Türkiye’de lgbti+ tarihine baktığımızda lgbti+’lar şehir-disiplin-rant politikalarıyla ilk yüzleşen gruplardan biri. Bir şehre yeni atanan emniyet müdürleri önce şehrin şöhretlilerine bir “ben geldim” derler ki translar ve seks işçileri böyle büyük atamaların ilk gecelerinde ciddi disiplin politikaları ile karşılaşırlar. Bu karşılaşmalarda gördüğümüz bir olgu var: Keyfilik. Örfi idarelerde ya da OHAL’de ya da demokrasi açısından sancılı ülkelerde asayiş değerlendirmeleri “keyfilik” kavramı olmadan konuşulamaz. Bu keyfilik riskinin gerçekçiliğinin aslında herkes farkında. Örneğin İstanbul Emniyet Müdürü, “Mevzuatı iyi bilin.” diyor ve devamında da “Herkes sizi izleyecek.” ve “Yanlış iş yapmayın.” diyor. İşte bu noktada benim gözlemim şu ki daha profesyonel bir keyfilik isteniyor.
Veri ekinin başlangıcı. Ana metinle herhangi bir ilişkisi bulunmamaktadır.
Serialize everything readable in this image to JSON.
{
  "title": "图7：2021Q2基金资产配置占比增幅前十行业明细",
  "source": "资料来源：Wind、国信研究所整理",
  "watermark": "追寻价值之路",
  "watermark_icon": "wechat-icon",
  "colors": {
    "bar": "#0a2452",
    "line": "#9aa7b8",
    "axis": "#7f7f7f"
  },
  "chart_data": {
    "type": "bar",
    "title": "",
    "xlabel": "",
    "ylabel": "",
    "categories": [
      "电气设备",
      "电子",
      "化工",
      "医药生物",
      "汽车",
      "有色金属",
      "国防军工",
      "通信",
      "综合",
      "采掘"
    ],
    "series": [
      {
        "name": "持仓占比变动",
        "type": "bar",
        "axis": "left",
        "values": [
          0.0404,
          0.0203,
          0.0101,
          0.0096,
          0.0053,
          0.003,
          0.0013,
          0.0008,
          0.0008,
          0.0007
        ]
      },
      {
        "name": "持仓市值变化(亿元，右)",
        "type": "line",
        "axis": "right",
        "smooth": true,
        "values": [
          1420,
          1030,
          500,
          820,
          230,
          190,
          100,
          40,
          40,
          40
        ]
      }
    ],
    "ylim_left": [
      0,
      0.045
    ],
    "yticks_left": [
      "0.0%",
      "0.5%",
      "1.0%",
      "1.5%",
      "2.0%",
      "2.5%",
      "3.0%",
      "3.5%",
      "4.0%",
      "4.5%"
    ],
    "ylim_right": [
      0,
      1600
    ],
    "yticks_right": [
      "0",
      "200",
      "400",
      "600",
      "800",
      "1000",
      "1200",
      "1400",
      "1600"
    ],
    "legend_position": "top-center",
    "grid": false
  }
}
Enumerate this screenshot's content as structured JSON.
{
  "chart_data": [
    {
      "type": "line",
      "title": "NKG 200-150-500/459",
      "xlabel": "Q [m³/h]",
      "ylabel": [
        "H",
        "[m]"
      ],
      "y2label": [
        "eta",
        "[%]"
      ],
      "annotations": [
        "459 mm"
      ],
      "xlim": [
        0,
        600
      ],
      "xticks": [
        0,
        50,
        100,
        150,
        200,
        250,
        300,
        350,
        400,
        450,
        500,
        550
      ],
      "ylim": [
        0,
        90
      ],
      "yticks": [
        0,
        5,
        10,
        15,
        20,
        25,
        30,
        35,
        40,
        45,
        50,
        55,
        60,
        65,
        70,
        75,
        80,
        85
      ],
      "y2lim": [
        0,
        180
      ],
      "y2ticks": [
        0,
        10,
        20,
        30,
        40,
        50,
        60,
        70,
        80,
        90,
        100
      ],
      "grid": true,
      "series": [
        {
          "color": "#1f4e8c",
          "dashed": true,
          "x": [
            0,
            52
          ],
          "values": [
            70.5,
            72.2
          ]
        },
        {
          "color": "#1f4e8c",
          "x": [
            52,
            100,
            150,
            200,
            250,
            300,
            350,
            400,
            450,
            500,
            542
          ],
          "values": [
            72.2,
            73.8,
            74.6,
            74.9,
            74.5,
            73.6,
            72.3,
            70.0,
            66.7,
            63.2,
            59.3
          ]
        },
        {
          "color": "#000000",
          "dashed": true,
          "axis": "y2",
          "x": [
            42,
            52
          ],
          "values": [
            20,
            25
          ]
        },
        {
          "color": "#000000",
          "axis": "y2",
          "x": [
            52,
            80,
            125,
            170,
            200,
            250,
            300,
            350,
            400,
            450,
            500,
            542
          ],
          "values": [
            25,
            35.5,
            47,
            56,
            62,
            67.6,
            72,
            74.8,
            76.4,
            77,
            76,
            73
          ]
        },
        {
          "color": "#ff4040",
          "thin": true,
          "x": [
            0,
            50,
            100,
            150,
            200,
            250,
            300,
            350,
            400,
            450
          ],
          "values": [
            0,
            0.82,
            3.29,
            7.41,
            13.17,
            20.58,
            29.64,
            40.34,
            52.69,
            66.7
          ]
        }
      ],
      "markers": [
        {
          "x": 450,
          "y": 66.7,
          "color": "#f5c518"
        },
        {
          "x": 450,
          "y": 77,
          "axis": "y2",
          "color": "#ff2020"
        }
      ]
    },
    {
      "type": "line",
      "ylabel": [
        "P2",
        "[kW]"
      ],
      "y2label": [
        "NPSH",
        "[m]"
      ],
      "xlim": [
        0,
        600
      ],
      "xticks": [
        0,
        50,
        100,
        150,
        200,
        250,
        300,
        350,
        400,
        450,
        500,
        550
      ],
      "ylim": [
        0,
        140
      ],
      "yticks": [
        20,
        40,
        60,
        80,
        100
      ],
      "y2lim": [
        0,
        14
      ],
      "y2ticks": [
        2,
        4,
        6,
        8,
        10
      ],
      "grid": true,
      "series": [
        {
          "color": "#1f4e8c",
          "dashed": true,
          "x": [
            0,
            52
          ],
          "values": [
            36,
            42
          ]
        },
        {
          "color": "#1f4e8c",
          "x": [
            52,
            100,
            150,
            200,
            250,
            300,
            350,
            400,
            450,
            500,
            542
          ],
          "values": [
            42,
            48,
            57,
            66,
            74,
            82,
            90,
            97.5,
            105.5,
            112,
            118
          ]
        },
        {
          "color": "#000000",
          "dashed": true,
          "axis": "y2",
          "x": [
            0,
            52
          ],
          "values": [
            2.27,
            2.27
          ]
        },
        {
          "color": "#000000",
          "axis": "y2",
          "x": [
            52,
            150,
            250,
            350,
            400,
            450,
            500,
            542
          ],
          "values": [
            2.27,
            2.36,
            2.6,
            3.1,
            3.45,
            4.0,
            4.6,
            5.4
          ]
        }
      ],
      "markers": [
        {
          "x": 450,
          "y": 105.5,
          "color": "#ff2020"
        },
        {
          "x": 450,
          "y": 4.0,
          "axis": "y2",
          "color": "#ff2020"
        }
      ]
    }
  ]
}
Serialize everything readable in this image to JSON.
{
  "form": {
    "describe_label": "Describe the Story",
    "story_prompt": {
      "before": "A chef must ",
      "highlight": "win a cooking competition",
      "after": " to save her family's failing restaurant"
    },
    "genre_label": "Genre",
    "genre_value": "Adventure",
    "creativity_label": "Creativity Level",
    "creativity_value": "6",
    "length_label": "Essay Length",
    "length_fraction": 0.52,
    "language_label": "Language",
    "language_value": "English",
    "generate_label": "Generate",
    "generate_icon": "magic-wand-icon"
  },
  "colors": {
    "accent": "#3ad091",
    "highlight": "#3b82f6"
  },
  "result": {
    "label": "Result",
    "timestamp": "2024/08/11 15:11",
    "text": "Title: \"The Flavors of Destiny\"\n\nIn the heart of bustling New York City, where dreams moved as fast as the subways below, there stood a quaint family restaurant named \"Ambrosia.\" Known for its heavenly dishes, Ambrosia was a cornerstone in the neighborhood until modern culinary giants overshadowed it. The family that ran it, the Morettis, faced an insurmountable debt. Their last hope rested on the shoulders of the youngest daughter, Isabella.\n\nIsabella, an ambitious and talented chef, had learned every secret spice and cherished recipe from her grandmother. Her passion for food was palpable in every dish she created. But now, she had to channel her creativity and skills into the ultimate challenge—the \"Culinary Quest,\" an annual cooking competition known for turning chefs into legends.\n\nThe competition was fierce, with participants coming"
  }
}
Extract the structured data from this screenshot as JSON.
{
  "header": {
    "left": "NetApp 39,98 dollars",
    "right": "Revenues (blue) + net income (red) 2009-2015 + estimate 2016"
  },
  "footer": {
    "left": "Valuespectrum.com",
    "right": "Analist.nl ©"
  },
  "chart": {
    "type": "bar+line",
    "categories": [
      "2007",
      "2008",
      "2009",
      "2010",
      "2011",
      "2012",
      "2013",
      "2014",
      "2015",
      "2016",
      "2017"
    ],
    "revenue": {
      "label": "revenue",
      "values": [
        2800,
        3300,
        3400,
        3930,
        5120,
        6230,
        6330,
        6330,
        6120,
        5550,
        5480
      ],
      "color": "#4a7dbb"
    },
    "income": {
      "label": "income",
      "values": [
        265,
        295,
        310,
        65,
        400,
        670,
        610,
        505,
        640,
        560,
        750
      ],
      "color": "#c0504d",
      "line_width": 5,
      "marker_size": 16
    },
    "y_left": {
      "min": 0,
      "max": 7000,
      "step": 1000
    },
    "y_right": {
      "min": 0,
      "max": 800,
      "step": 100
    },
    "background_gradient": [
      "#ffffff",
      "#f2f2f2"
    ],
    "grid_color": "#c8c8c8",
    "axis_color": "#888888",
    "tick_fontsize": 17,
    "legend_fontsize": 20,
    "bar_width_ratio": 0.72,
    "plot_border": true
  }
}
Yani daha detaylı açıklarsam bekçilerin yetkileri yasada aslında çok geniş tutulmuş ve pratikte yüzde yüz bir şekilde herkese karşı işletilmesi mümkün değil bu görevlerin; ama kişiye göre işletilmesi mümkün. İşte görece hukuk dışı olmayan yani profesyonel keyfilikten kastım bu.

Belki de esnaflar, kabadayılar, zorbalar yani yerel sivillerle sağlanmaya çalışılan disiplin işi fazlaca dağınık ve yönetilemez bir hale geldi. Yeni bir yerel aktöre ihtiyaç vardı ve bekçiler mıntıka bazlı çalıştırılarak bu boşluğu dolduruyor. Esnafla ahbap olacak, kim nerede oturuyor, kim ne iş yapıyor, kimin evine kim giriyor, kimin evinden kim çıkıyor, kim nereden alışveriş eder, kim ne giyer gibi gibi yeni ve muhtar gibi durağan olmayan hareketli biri olacak bekçiler. Önce bekçi olarak göreve başlayacaklar sonra da “bekçi baba” olacaklar.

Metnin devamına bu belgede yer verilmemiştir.